A lot needs to happen before we get there, and catching positrons is just the start of it. Researchers will also need a good way to store the particles, a project that many academic labs are currently tackling. Cliff Surko, a physicist at UC San Diego, is working on a positron storage technique that could someday store up to a trillion positrons, more than 500 times the current storage limit. That wouldn’t be enough for a propulsion engine, but it would be plenty for the first-generation scanners that the Positron Dynamics team has envisioned. And like them, Surko imagines it could be ready within the next five years. A new positron capture technique would be hugely useful to Surko, but he’s still skeptical about whether Weed can pull it off. "People have worked for 30 years on various approaches, but I haven’t heard much progress," Surko says. "It’s been a bit of an embarrassment. With both positrons and antiprotons, collection is still pretty damn inefficient."
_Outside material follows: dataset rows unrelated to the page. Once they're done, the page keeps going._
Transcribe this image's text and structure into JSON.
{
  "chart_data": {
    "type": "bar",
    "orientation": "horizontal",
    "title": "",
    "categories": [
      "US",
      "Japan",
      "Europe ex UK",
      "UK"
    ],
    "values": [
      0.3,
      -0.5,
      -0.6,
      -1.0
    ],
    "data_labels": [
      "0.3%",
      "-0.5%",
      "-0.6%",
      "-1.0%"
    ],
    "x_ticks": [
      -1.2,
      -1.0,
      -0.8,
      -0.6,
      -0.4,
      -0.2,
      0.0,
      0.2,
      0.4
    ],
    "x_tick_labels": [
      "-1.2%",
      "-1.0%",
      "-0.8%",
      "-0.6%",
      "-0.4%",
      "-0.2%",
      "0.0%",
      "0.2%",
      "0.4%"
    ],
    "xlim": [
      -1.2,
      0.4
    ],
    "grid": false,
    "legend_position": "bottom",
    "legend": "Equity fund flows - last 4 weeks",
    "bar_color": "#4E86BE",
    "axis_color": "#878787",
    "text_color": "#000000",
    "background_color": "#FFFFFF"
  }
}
But while doubts remain, Weed is undeterred. His lab has already applied for Department of Defense grants for the scanner, and thinks their propulsion concepts could start testing within the next 10 years. Despite the long odds, it’s hard not to be excited about the prospect of antimatter drives within the decade. And even if that particular scheme doesn’t work out, there will be plenty of other antimatter concepts waiting in the wings. "Every few years somebody will have a new idea and you try it," Surko says. "You never know quite where it’s gonna go."